Pada tahun 2013, menjelang proses Pilpres 2014, PDIP masih memiliki wacana untuk kembali mencalonkan Megawati, dengan beberapa pilihan Cawapres, antara lain Joko Widodo. Namun suara akar rumput lebih menginginkan adanya calon presiden baru dan dilakukannya proses penyegaran figur calon presiden. Hal ini berkaca kepada pengalaman kalahnya pasangan Megawati dan Prabowo pada tahun 2009. Namun sebaliknya, beberapa kader justru resisten terhadap hasil survei yang terus mengunggulkan Joko Widodo sebagai calon presiden[5] Kader dan simpatisan PDIP yang menamai dirinya sebagai Pro-Jokowi kemudian melakukan deklarasi pada 21 Desember 2013, yang terdiri dari penggerak Posko Gotong Royong Megawati 1998. Mereka lalu bergerak dari satu DPC ke DPC lainnya untuk menggalang dukungan terhadap pencapresan Jokowi. Ini sebagai respon usulan di dalam internal pengurus, contohnya saat Rapat Kerja Nasional PDI Perjuangan Oktober 2013[6] Saat ini PROJO sudah berkembang dan hadir di seluruh Provinsi dan kabupaten kota di Indonesia.

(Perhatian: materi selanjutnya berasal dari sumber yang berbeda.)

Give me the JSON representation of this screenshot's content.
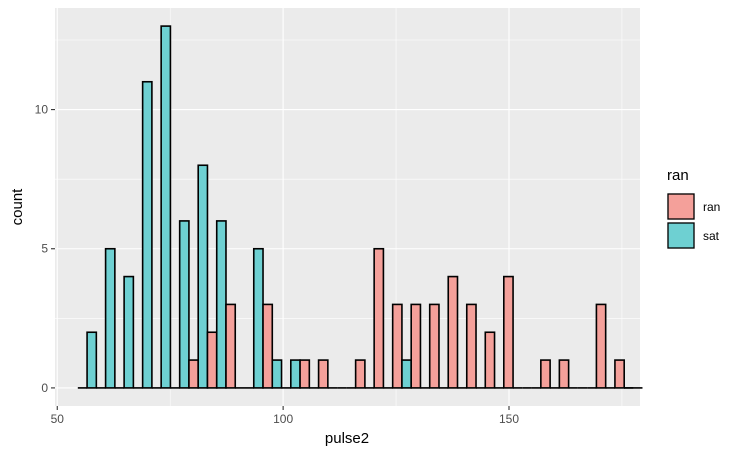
{
  "chart_data": {
    "type": "bar",
    "subtype": "histogram-dodged",
    "xlabel": "pulse2",
    "ylabel": "count",
    "xlim": [
      49.5,
      179
    ],
    "ylim": [
      -0.65,
      13.65
    ],
    "x_ticks": [
      50,
      100,
      150
    ],
    "y_ticks": [
      0,
      5,
      10
    ],
    "grid": true,
    "legend": {
      "title": "ran",
      "position": "right"
    },
    "bin_width": 4.1,
    "series": [
      {
        "name": "ran",
        "color": "#F8766D",
        "fill": "#F4A09A",
        "values": [
          0,
          0,
          0,
          0,
          0,
          0,
          1,
          2,
          3,
          0,
          3,
          0,
          1,
          1,
          0,
          1,
          5,
          3,
          3,
          3,
          4,
          3,
          2,
          4,
          0,
          1,
          1,
          0,
          3,
          1,
          0
        ]
      },
      {
        "name": "sat",
        "color": "#00BFC4",
        "fill": "#6ED0D2",
        "values": [
          2,
          5,
          4,
          11,
          13,
          6,
          8,
          6,
          0,
          5,
          1,
          1,
          0,
          0,
          0,
          0,
          0,
          1,
          0,
          0,
          0,
          0,
          0,
          0,
          0,
          0,
          0,
          0,
          0,
          0,
          0
        ]
      }
    ],
    "bin_centers": [
      56.6,
      60.7,
      64.8,
      68.9,
      73.0,
      77.1,
      81.2,
      85.3,
      89.4,
      93.5,
      97.6,
      101.7,
      105.8,
      109.9,
      114.0,
      118.1,
      122.2,
      126.3,
      130.4,
      134.5,
      138.6,
      142.7,
      146.8,
      150.9,
      155.0,
      159.1,
      163.2,
      167.3,
      171.4,
      175.5,
      177.5
    ]
  }
}
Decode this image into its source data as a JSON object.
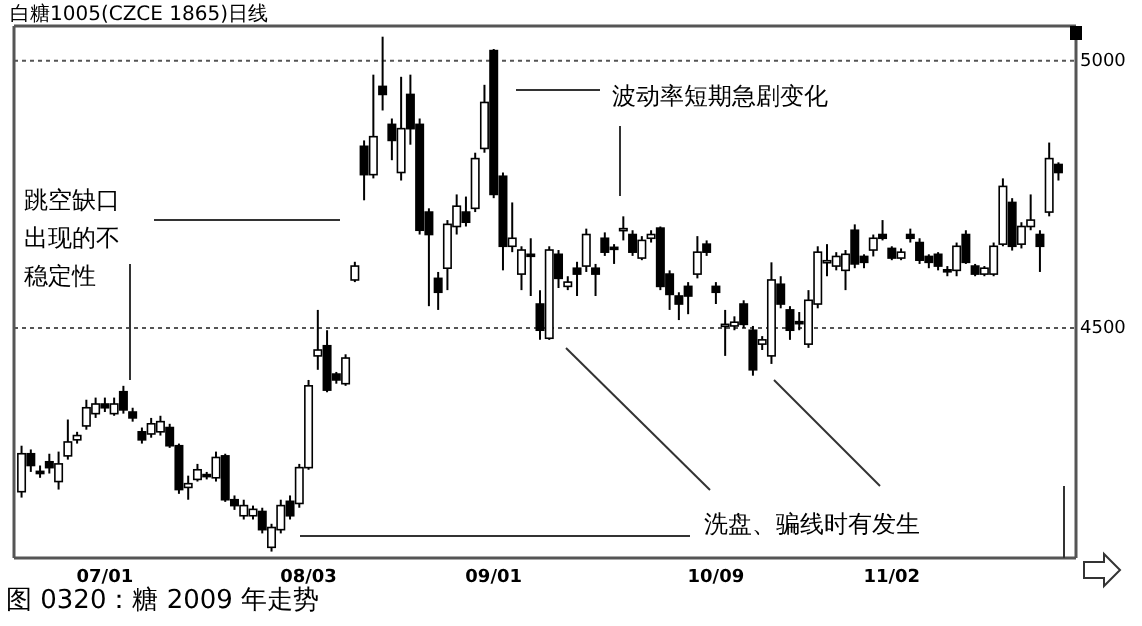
{
  "chart_data": {
    "type": "candlestick",
    "title": "白糖1005(CZCE 1865)日线",
    "annotations": [
      "跳空缺口出现的不稳定性",
      "波动率短期急剧变化",
      "洗盘、骗线时有发生",
      "图 0320：糖 2009 年走势"
    ],
    "categories": [
      null,
      null,
      null,
      null,
      null,
      null,
      null,
      null,
      null,
      "07/01",
      null,
      null,
      null,
      null,
      null,
      null,
      null,
      null,
      null,
      null,
      null,
      null,
      null,
      null,
      null,
      null,
      null,
      null,
      null,
      null,
      null,
      "08/03",
      null,
      null,
      null,
      null,
      null,
      null,
      null,
      null,
      null,
      null,
      null,
      null,
      null,
      null,
      null,
      null,
      null,
      null,
      null,
      "09/01",
      null,
      null,
      null,
      null,
      null,
      null,
      null,
      null,
      null,
      null,
      null,
      null,
      null,
      null,
      null,
      null,
      null,
      null,
      null,
      null,
      null,
      null,
      null,
      "10/09",
      null,
      null,
      null,
      null,
      null,
      null,
      null,
      null,
      null,
      null,
      null,
      null,
      null,
      null,
      null,
      null,
      null,
      null,
      "11/02",
      null,
      null,
      null,
      null,
      null,
      null,
      null,
      null,
      null,
      null,
      null,
      null,
      null,
      null,
      null,
      null,
      null,
      null
    ],
    "ohlc": [
      [
        4194,
        4280,
        4183,
        4265
      ],
      [
        4265,
        4273,
        4231,
        4243
      ],
      [
        4232,
        4243,
        4220,
        4228
      ],
      [
        4250,
        4265,
        4228,
        4239
      ],
      [
        4213,
        4269,
        4198,
        4246
      ],
      [
        4261,
        4329,
        4254,
        4287
      ],
      [
        4291,
        4306,
        4284,
        4299
      ],
      [
        4317,
        4366,
        4310,
        4351
      ],
      [
        4340,
        4370,
        4332,
        4358
      ],
      [
        4358,
        4370,
        4343,
        4351
      ],
      [
        4340,
        4370,
        4336,
        4358
      ],
      [
        4381,
        4392,
        4340,
        4347
      ],
      [
        4343,
        4351,
        4325,
        4332
      ],
      [
        4306,
        4314,
        4284,
        4291
      ],
      [
        4302,
        4332,
        4295,
        4321
      ],
      [
        4306,
        4336,
        4299,
        4325
      ],
      [
        4314,
        4321,
        4276,
        4280
      ],
      [
        4280,
        4284,
        4190,
        4198
      ],
      [
        4202,
        4224,
        4179,
        4209
      ],
      [
        4217,
        4246,
        4213,
        4235
      ],
      [
        4226,
        4231,
        4217,
        4224
      ],
      [
        4220,
        4269,
        4213,
        4258
      ],
      [
        4261,
        4265,
        4175,
        4179
      ],
      [
        4179,
        4187,
        4160,
        4168
      ],
      [
        4149,
        4179,
        4142,
        4168
      ],
      [
        4149,
        4168,
        4142,
        4161
      ],
      [
        4157,
        4164,
        4116,
        4123
      ],
      [
        4090,
        4134,
        4082,
        4127
      ],
      [
        4123,
        4179,
        4116,
        4168
      ],
      [
        4176,
        4187,
        4142,
        4149
      ],
      [
        4172,
        4246,
        4164,
        4239
      ],
      [
        4239,
        4403,
        4235,
        4392
      ],
      [
        4448,
        4534,
        4422,
        4459
      ],
      [
        4467,
        4496,
        4380,
        4384
      ],
      [
        4414,
        4418,
        4396,
        4403
      ],
      [
        4396,
        4451,
        4392,
        4444
      ],
      [
        4590,
        4624,
        4586,
        4616
      ],
      [
        4840,
        4851,
        4739,
        4787
      ],
      [
        4787,
        4974,
        4780,
        4858
      ],
      [
        4952,
        5045,
        4907,
        4937
      ],
      [
        4881,
        4892,
        4814,
        4851
      ],
      [
        4791,
        4970,
        4776,
        4873
      ],
      [
        4937,
        4974,
        4843,
        4873
      ],
      [
        4881,
        4892,
        4675,
        4683
      ],
      [
        4717,
        4724,
        4541,
        4675
      ],
      [
        4593,
        4605,
        4534,
        4567
      ],
      [
        4612,
        4702,
        4571,
        4694
      ],
      [
        4690,
        4750,
        4675,
        4728
      ],
      [
        4717,
        4746,
        4690,
        4698
      ],
      [
        4724,
        4828,
        4717,
        4817
      ],
      [
        4836,
        4955,
        4828,
        4922
      ],
      [
        5019,
        5022,
        4743,
        4750
      ],
      [
        4784,
        4791,
        4608,
        4653
      ],
      [
        4653,
        4735,
        4642,
        4668
      ],
      [
        4601,
        4653,
        4571,
        4646
      ],
      [
        4638,
        4668,
        4560,
        4635
      ],
      [
        4545,
        4571,
        4478,
        4496
      ],
      [
        4481,
        4653,
        4478,
        4646
      ],
      [
        4638,
        4646,
        4575,
        4593
      ],
      [
        4578,
        4597,
        4571,
        4586
      ],
      [
        4612,
        4624,
        4560,
        4601
      ],
      [
        4616,
        4686,
        4605,
        4675
      ],
      [
        4612,
        4620,
        4560,
        4601
      ],
      [
        4668,
        4679,
        4635,
        4642
      ],
      [
        4651,
        4657,
        4620,
        4649
      ],
      [
        4683,
        4709,
        4664,
        4686
      ],
      [
        4675,
        4683,
        4635,
        4642
      ],
      [
        4631,
        4672,
        4627,
        4664
      ],
      [
        4668,
        4683,
        4660,
        4675
      ],
      [
        4687,
        4690,
        4571,
        4578
      ],
      [
        4601,
        4608,
        4534,
        4563
      ],
      [
        4560,
        4567,
        4515,
        4545
      ],
      [
        4578,
        4586,
        4526,
        4560
      ],
      [
        4601,
        4672,
        4593,
        4642
      ],
      [
        4657,
        4664,
        4635,
        4642
      ],
      [
        4578,
        4586,
        4545,
        4567
      ],
      [
        4504,
        4534,
        4448,
        4507
      ],
      [
        4504,
        4522,
        4496,
        4511
      ],
      [
        4545,
        4552,
        4500,
        4507
      ],
      [
        4496,
        4504,
        4411,
        4422
      ],
      [
        4470,
        4485,
        4459,
        4478
      ],
      [
        4448,
        4623,
        4433,
        4590
      ],
      [
        4582,
        4597,
        4537,
        4545
      ],
      [
        4534,
        4541,
        4478,
        4496
      ],
      [
        4512,
        4530,
        4496,
        4510
      ],
      [
        4470,
        4571,
        4463,
        4552
      ],
      [
        4545,
        4653,
        4537,
        4642
      ],
      [
        4624,
        4657,
        4597,
        4626
      ],
      [
        4616,
        4642,
        4608,
        4634
      ],
      [
        4608,
        4646,
        4571,
        4638
      ],
      [
        4683,
        4694,
        4612,
        4620
      ],
      [
        4634,
        4638,
        4612,
        4623
      ],
      [
        4646,
        4675,
        4634,
        4668
      ],
      [
        4675,
        4702,
        4664,
        4668
      ],
      [
        4649,
        4653,
        4627,
        4631
      ],
      [
        4631,
        4649,
        4627,
        4642
      ],
      [
        4675,
        4686,
        4660,
        4668
      ],
      [
        4660,
        4668,
        4620,
        4627
      ],
      [
        4634,
        4638,
        4612,
        4623
      ],
      [
        4638,
        4642,
        4608,
        4616
      ],
      [
        4609,
        4616,
        4597,
        4607
      ],
      [
        4608,
        4660,
        4597,
        4653
      ],
      [
        4675,
        4683,
        4620,
        4623
      ],
      [
        4616,
        4620,
        4597,
        4601
      ],
      [
        4601,
        4616,
        4597,
        4612
      ],
      [
        4601,
        4660,
        4597,
        4653
      ],
      [
        4657,
        4780,
        4653,
        4765
      ],
      [
        4735,
        4743,
        4645,
        4653
      ],
      [
        4657,
        4698,
        4649,
        4690
      ],
      [
        4690,
        4750,
        4683,
        4702
      ],
      [
        4675,
        4683,
        4605,
        4653
      ],
      [
        4717,
        4847,
        4709,
        4817
      ],
      [
        4806,
        4810,
        4776,
        4791
      ]
    ],
    "ylim": [
      4070,
      5065
    ],
    "yticks": [
      4500,
      5000
    ],
    "grid": "y"
  }
}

Pada saat menjabat sebagai Gubernur DKI Jakarta, Jokowi sudah berkali-kali mendapat tekanan secara politik. Contohnya saat Pembahasan Rencana Anggaran Pendapatan dan Belanja Daerah (RAPBD) DKI Jakarta 2013. Dibahas sejak Jokowi menjabat tahun 2012, APBD senilai 49,9 Triliun tersebut baru disahkan DPRD pada tanggal 28 Januari 2013. Hal ini disebabkan alotnya perdebatan mengenai KUAPPAS. Anggaran diutak-atik sehingga perdebatan berlangsung panas dan diwarnai aksi walkout beberapa anggota DPRD. Dengan naik menjadi Presiden, diharapkan Jokowi bisa terlepas dari intrik dan tarik ulur di DPR. Walaupun demikian, tetap saja Jokowi harus menghadapi kubu oposisi yang jauh lebih besar. Koalisi Merah Putih menguasai 350 kursi atau 64 persen suara di parlemen, berbanding 270 kursi atau hanya 36 persen. Inilah yang menyebabkan perlunya dukungan politik di luar parlemen yang terwujud dalam bentuk kekuatan relawan seperti Projo untuk mengelola opini publik. Adanya dukungan akar rumput membantu Jokowi dalam menghadapi pertarungan-pertarungan politiknya.[4]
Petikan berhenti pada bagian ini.